Friday, April 7, 2017

It is what it is...

So, last night went okay. Jasper and I are cuddle buddies and that seems to be where we're going to leave it. I'm comfortable with this. More update in his section below.

Mental Health / Unfuck Yourself:

 - Therapy - Not much to say in terms of therapy today. Most of it you already know. There's writing and games… and just me living one day at a time.

 - Writing - I'm almost there with chapter 10. I should hopefully finish it today.

 - Sleep / Fitbit - Still only about normal, despite sleeping next to someone. *sigh*

7 hours, 57 minutes, 2x awake, 13 x restless, total of 33 minutes awake/restless.

So, I guess the good thing is that I only lost about half an hour instead of a full hour. But, other than that it was about the same as usual.

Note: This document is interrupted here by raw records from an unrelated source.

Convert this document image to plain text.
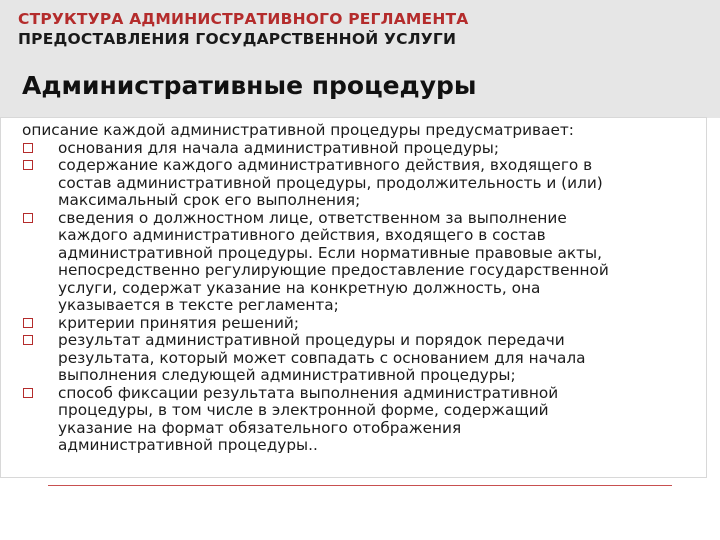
СТРУКТУРА АДМИНИСТРАТИВНОГО РЕГЛАМЕНТА
ПРЕДОСТАВЛЕНИЯ ГОСУДАРСТВЕННОЙ УСЛУГИ
Административные процедуры

описание каждой административной процедуры предусматривает:

основания для начала административной процедуры;
содержание каждого административного действия, входящего в
состав административной процедуры, продолжительность и (или)
максимальный срок его выполнения;
сведения о должностном лице, ответственном за выполнение
каждого административного действия, входящего в состав
административной процедуры. Если нормативные правовые акты,
непосредственно регулирующие предоставление государственной
услуги, содержат указание на конкретную должность, она
указывается в тексте регламента;
критерии принятия решений;
результат административной процедуры и порядок передачи
результата, который может совпадать с основанием для начала
выполнения следующей административной процедуры;
способ фиксации результата выполнения административной
процедуры, в том числе в электронной форме, содержащий
указание на формат обязательного отображения
административной процедуры..
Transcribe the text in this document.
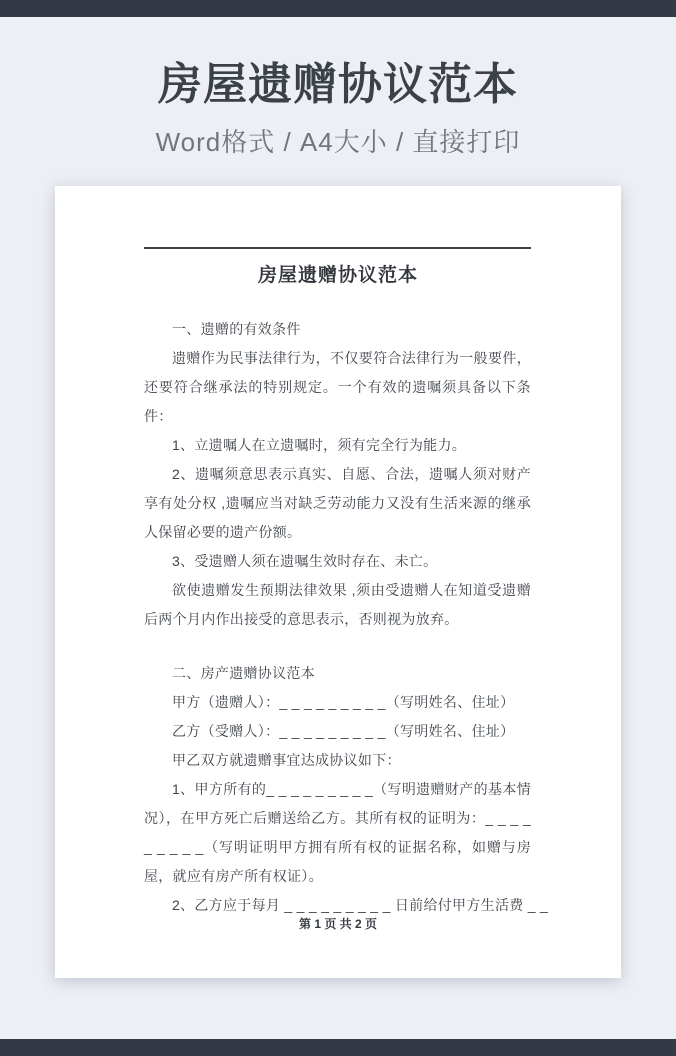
房屋遗赠协议范本
Word格式 / A4大小 / 直接打印
房屋遗赠协议范本
一、遗赠的有效条件
遗赠作为民事法律行为，不仅要符合法律行为一般要件，还要符合继承法的特别规定。一个有效的遗嘱须具备以下条件：
1、立遗嘱人在立遗嘱时，须有完全行为能力。
2、遗嘱须意思表示真实、自愿、合法，遗嘱人须对财产享有处分权 ,遗嘱应当对缺乏劳动能力又没有生活来源的继承人保留必要的遗产份额。
3、受遗赠人须在遗嘱生效时存在、未亡。
欲使遗赠发生预期法律效果 ,须由受遗赠人在知道受遗赠后两个月内作出接受的意思表示，否则视为放弃。
二、房产遗赠协议范本
甲方（遗赠人）：_ _ _ _ _ _ _ _ _（写明姓名、住址）
乙方（受赠人）：_ _ _ _ _ _ _ _ _（写明姓名、住址）
甲乙双方就遗赠事宜达成协议如下：
1、甲方所有的_ _ _ _ _ _ _ _ _（写明遗赠财产的基本情况），在甲方死亡后赠送给乙方。其所有权的证明为：_ _ _ _ _ _ _ _ _（写明证明甲方拥有所有权的证据名称，如赠与房屋，就应有房产所有权证）。
2、乙方应于每月 _ _ _ _ _ _ _ _ _ 日前给付甲方生活费 _ _
第 1 页 共 2 页
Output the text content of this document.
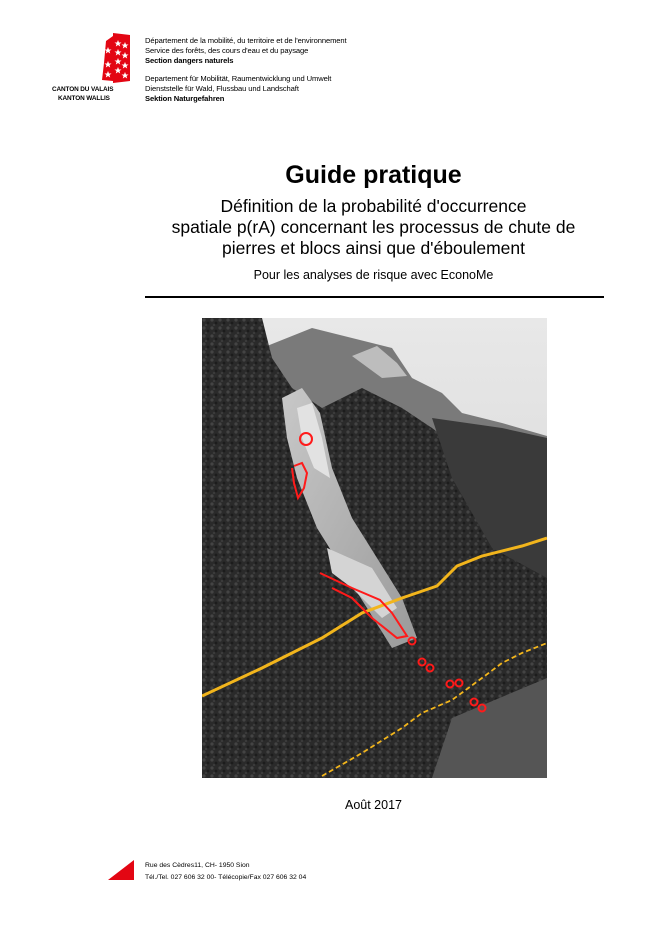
CANTON DU VALAIS
KANTON WALLIS
Département de la mobilité, du territoire et de l'environnement
Service des forêts, des cours d'eau et du paysage
Section dangers naturels
Departement für Mobilität, Raumentwicklung und Umwelt
Dienststelle für Wald, Flussbau und Landschaft
Sektion Naturgefahren
Guide pratique
Définition de la probabilité d'occurrence
spatiale p(rA) concernant les processus de chute de
pierres et blocs ainsi que d'éboulement
Pour les analyses de risque avec EconoMe
Août 2017
Rue des Cèdres11, CH- 1950 Sion
Tél./Tel. 027 606 32 00- Télécopie/Fax 027 606 32 04
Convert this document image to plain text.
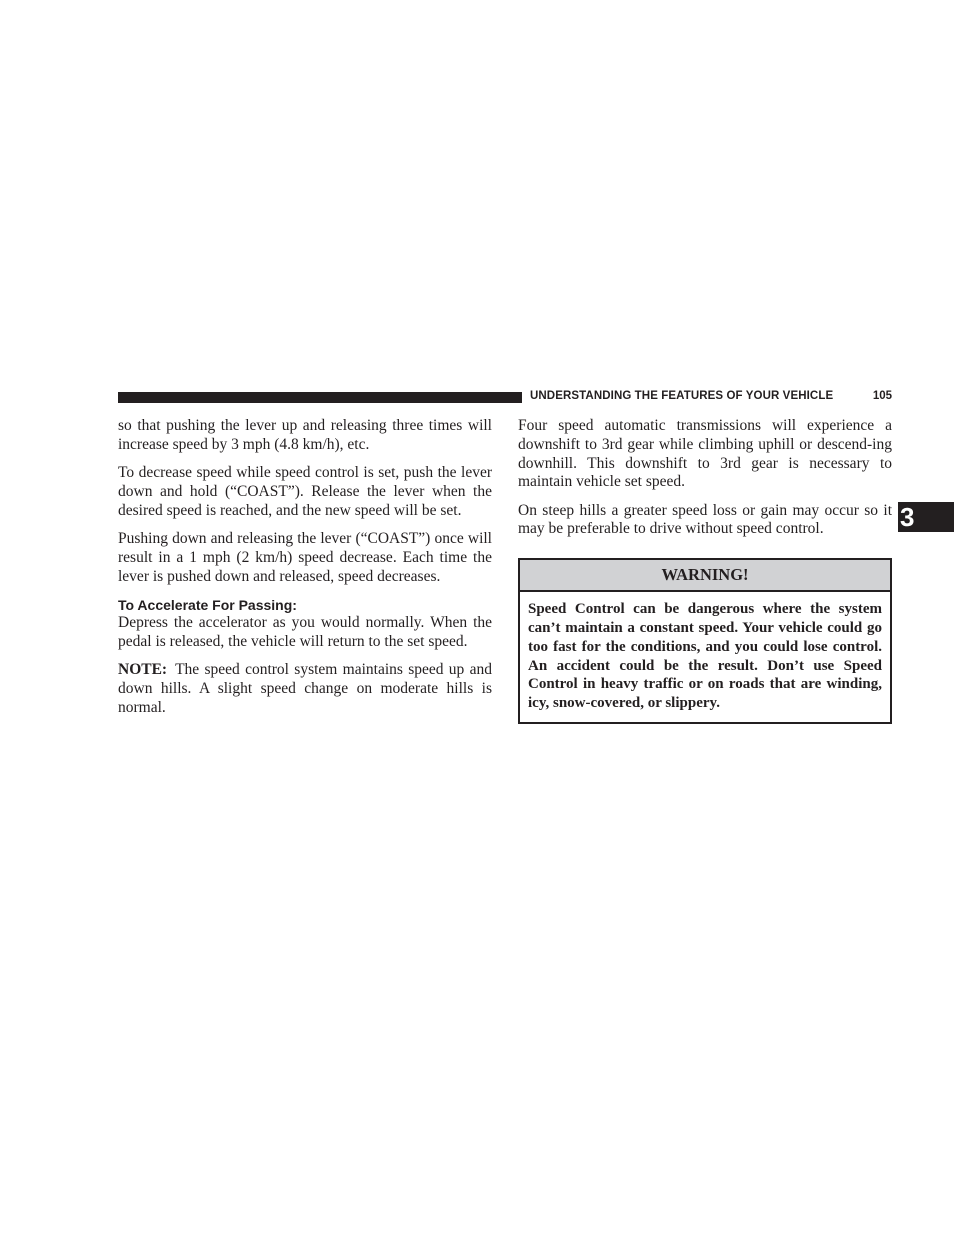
UNDERSTANDING THE FEATURES OF YOUR VEHICLE	105
3

so that pushing the lever up and releasing three times will increase speed by 3 mph (4.8 km/h), etc.

To decrease speed while speed control is set, push the lever down and hold (“COAST”). Release the lever when the desired speed is reached, and the new speed will be set.

Pushing down and releasing the lever (“COAST”) once will result in a 1 mph (2 km/h) speed decrease. Each time the lever is pushed down and released, speed decreases.

To Accelerate For Passing:

Depress the accelerator as you would normally. When the pedal is released, the vehicle will return to the set speed.

NOTE: The speed control system maintains speed up and down hills. A slight speed change on moderate hills is normal.

Four speed automatic transmissions will experience a downshift to 3rd gear while climbing uphill or descend-ing downhill. This downshift to 3rd gear is necessary to maintain vehicle set speed.

On steep hills a greater speed loss or gain may occur so it may be preferable to drive without speed control.

WARNING!
Speed Control can be dangerous where the system can’t maintain a constant speed. Your vehicle could go too fast for the conditions, and you could lose control. An accident could be the result. Don’t use Speed Control in heavy traffic or on roads that are winding, icy, snow-covered, or slippery.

I was hoping the trazodone would have made a difference by now.

 - Fur-babies - Splotches got some cuddles yesterday… it was good cuddle.

Physical Health / Unfuck Yourself:

 - Caffeine - It's going to be 4 today. I need the boost.

 - Blood Sugar - 123! That's the high side of normal, but still really good considering I ate a pouch of fruit snacks in the middle of the night.

Relationships / Family:

 - Bran - I miss him. But I’m surviving. *sigh* it is what it is…

 - The Unicorn - There should be some Buffy/Angel action tonight.  :)

Relationships / Sweeties:

[ If you're a reader and having trouble keeping the code named sweeties straight, look up above this entry and below the header. There's a link to a list of names/bio's there. - this is a work in progress, so if you're a sweetie and you don't see your name listed, don't worry, I'll get to you. ]

 - Recent Encounters - See Below, RE: Jasper

 - Updates on Favorites -

 - Blue Falcon - Nothing new to report.

 - Rain - Nothing new to report

Relationships / Potentials and Honorable Mentions:

 - The One Timers - Nothing new to report.

 - The Hopefuls -

  --  Friday  -- I seriously think about him constantly. Every time I hear from him he echoes the same sentiment.

I don't always think about the sex, even though that's usually the star of the show. I also think about the down time between rounds where we're just cuddling, kissing, talking, being goofy…

I really can't wait…

We both need this.

 - Honorable Mentions - So, still not an 'honorable' mention. But that on guy who tried to talk to me a few days ago, LOL.

A 'memory' came across my Facebook feed. Something really vague that I was terribly disappointed about a year ago yesterday. So, I’m looking at this and thinking 'what the hell was I upset about a year ago?' - and then I remembered my private journals (not sure if I was cross posting to the blog back then) So, I checked it out, and it was that silly Dom. The one who was a total pig about as big as me and kinda disgusted me. The one who told me that I was pretty enough in the face but that my body wasn't tight enough for him. The one who tried to use his nasty, tiny, five-inch, uncut pig poker as an 'incentive' for me to loose weight.

Yeah, that asshole.

That was a YEAR ago.

A YEAR!!

So, here it is, a year later. I've totally moved on. I have zero interest, and he's still sniffing around trying to get me interested in him again.

Wow… so, I guess I left an impression?

LOL.

Dumb ass.

Relationships / Former Sweeties:

 - Jasper - I’m not going to get super detailed here. I'm going to tell you that there was no sex and that while I do have mixed feelings about that, I _am_ okay with it.

If we'd had sex, I would have worried too much that he was doing it just to make me happy regardless of how terrible it was making him feel. It would have ruined the experience for me either way.

So we just cuddled and watched Supernatural.

I fed him lamb stew.

Neither of us brought up sex.

I do think that's actually going to be the last time he's going to visit though. He REALLY needs to save every dollar he makes to move HLS and their son to the great north to be with him. I found out last night that it's a $40 round trip worth of gas money just to come see me.

I'm not worth that.

I'll never be worth that.

I have other cuddlers who are perfectly local. I have Rain and the Blue Falcon. I don't need Jasper. Hopefully soon I'll see how things play out with Friday too and then I really won't need Jasper.

End Notes:

I should hopefully have enough energy to pre-blog for Ascending Shadow today too… this is the last idea I have for a blog there for right now, though. About my having to rip and restart my story again.